§ 40.1‑44.2 — “Standards for Heat Illness Prevention”
Title 40.1 (Labor and Employment), Chapter 3 (Protection of Employees)
This law forces employers — including VADOC — to protect employees from dangerous heat.
Water. Shade. Rest breaks. Emergency plans.
The state now officially recognizes that 80°F is a health hazard.
But here’s the contradiction William Thorpe exposed for decades:
Virginia acknowledges the dangers of imprisonment for the people who run the prisons,
while denying those same dangers for the people trapped inside them.
The Commonwealth protects the job‑related risks of correctional officers, but refuses to acknowledge the human‑destroying impact of imprisonment on the incarcerated.
Thorpe wrote it plainly: Virginia will regulate the workplace — but never the cage.

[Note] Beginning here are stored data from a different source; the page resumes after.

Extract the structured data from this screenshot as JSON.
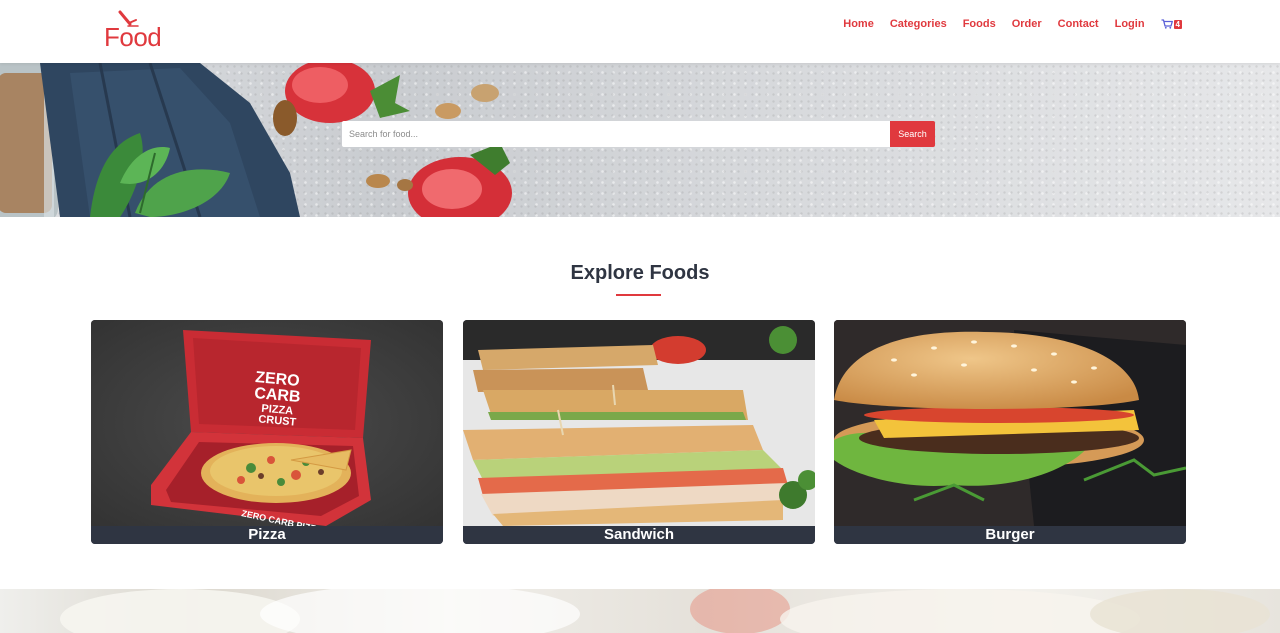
{
  "brand": {
    "logo_text": "Food"
  },
  "nav": {
    "items": [
      "Home",
      "Categories",
      "Foods",
      "Order",
      "Contact",
      "Login"
    ],
    "cart_count": "4"
  },
  "search": {
    "placeholder": "Search for food...",
    "button_label": "Search"
  },
  "explore": {
    "title": "Explore Foods",
    "categories": [
      {
        "label": "Pizza"
      },
      {
        "label": "Sandwich"
      },
      {
        "label": "Burger"
      }
    ]
  },
  "colors": {
    "accent": "#e0393e",
    "dark": "#2f3542"
  },
  "icons": [
    "fork-logo-icon",
    "cart-icon"
  ]
}
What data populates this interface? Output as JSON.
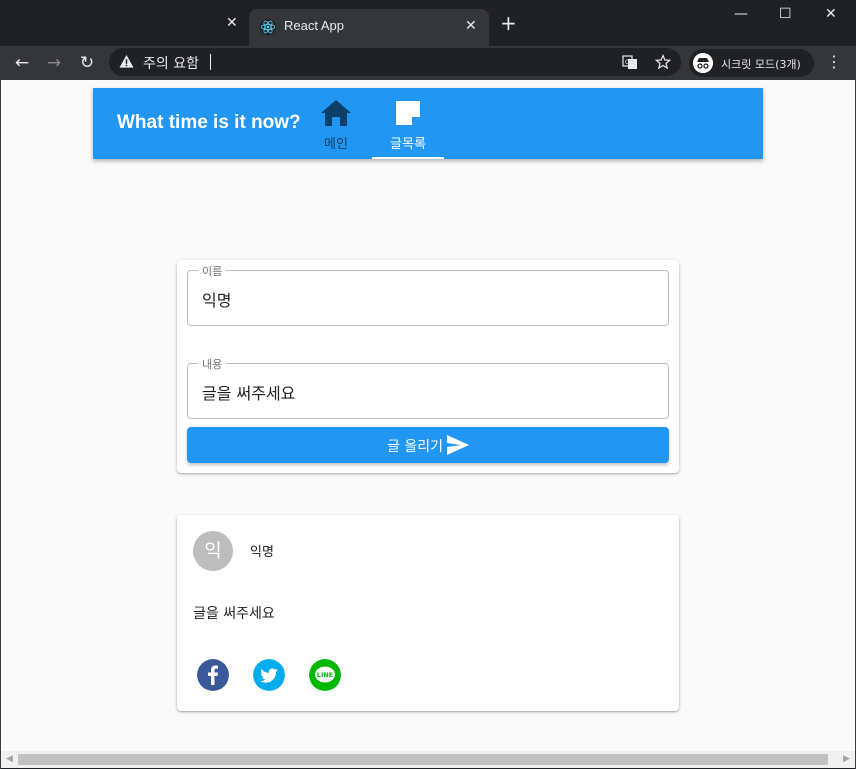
{
  "browser": {
    "active_tab_title": "React App",
    "url_text": "주의 요함",
    "incognito_label": "시크릿 모드(3개)",
    "tab_close_glyph": "✕",
    "new_tab_glyph": "+",
    "win_min": "—",
    "win_max": "☐",
    "win_close": "✕",
    "back_glyph": "←",
    "forward_glyph": "→",
    "reload_glyph": "↻",
    "menu_glyph": "⋮"
  },
  "appbar": {
    "title": "What time is it now?",
    "tabs": [
      {
        "label": "메인",
        "icon": "home-icon",
        "selected": false
      },
      {
        "label": "글목록",
        "icon": "note-icon",
        "selected": true
      }
    ]
  },
  "form": {
    "name_label": "이름",
    "name_value": "익명",
    "content_label": "내용",
    "content_value": "글을 써주세요",
    "submit_label": "글 올리기"
  },
  "post": {
    "avatar_initial": "익",
    "author": "익명",
    "body": "글을 써주세요",
    "share": [
      "facebook-icon",
      "twitter-icon",
      "line-icon"
    ]
  },
  "colors": {
    "primary": "#2196f3",
    "facebook": "#3b5998",
    "twitter": "#00aced",
    "line": "#00b800"
  }
}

And this new heat law proves it.
VADOC employees get:
- Cooling access
- Water
- Rest cycles
- High‑heat protocols
- Emergency response protections
✘ Incarcerated people get:
- No temperature limits
- No cooling access
- No heat‑illness protections
- No emergency protocols
- No recognition that cells routinely hit 90–100°F
Virginia politicians know the heat is dangerous — they just decided only employees deserve protection, while incarcerated people are left to suffer the full impact of extreme heat with no relief and no rights.
Another sellout.
Another betrayal.
Another reminder that in Virginia, the system protects itself first — and the prisoner last.